Improving supports for people who are making medical decisions for friends or relatives living with dementia

Summary

Approximately 9 seniors get diagnosed with dementia every hour in Canada and more than 419,000 Canadians over 65 years are living with dementia. This means that many friends and family take on the role as substitute decision maker, making decisions for those who have lost capacity.

Research shows that when caregivers are not prepared for this responsibility, they are at risk of distress and anxiety that can last for months to years. Although, there are resources to support adults in planning ahead and communicating their wishes, we still lack tools to help caregivers navigate the realities of making decisions for others. Caregivers, community groups and provincial health services in Alberta have requested better resources and strategies for caregivers of people living with dementia.

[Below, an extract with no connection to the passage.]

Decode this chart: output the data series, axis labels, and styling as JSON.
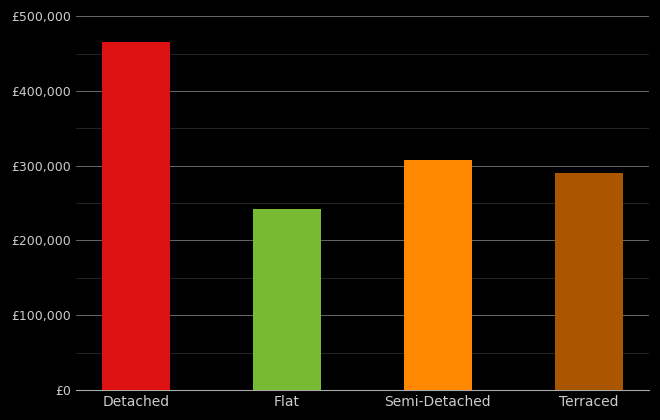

The aim of this study is to find ways to improve caregivers’ decision-making experiences. First, we will listen to caregivers and map out their stories of making decisions for a person living with dementia, and the supports they used or wished they had. From these experiences we will create a map to understand the journey of decision-making. Next, we will take a list of supportive resources, including booklets, videos, on-line tools that have already been tested but may not be in common use and match them to the decisions that caregivers make.
This will help us to see 1) when existing resources could be most usefully deployed 2) what themes and decisions have no current supports. We will take the finished map and related resources to caregivers, healthcare providers, community organizations and other researchers and brainstorm how to implement improved access to and easy use of support tools for caregivers.

Ultimately, we will lessen the distress of Canadians when making decisions for others.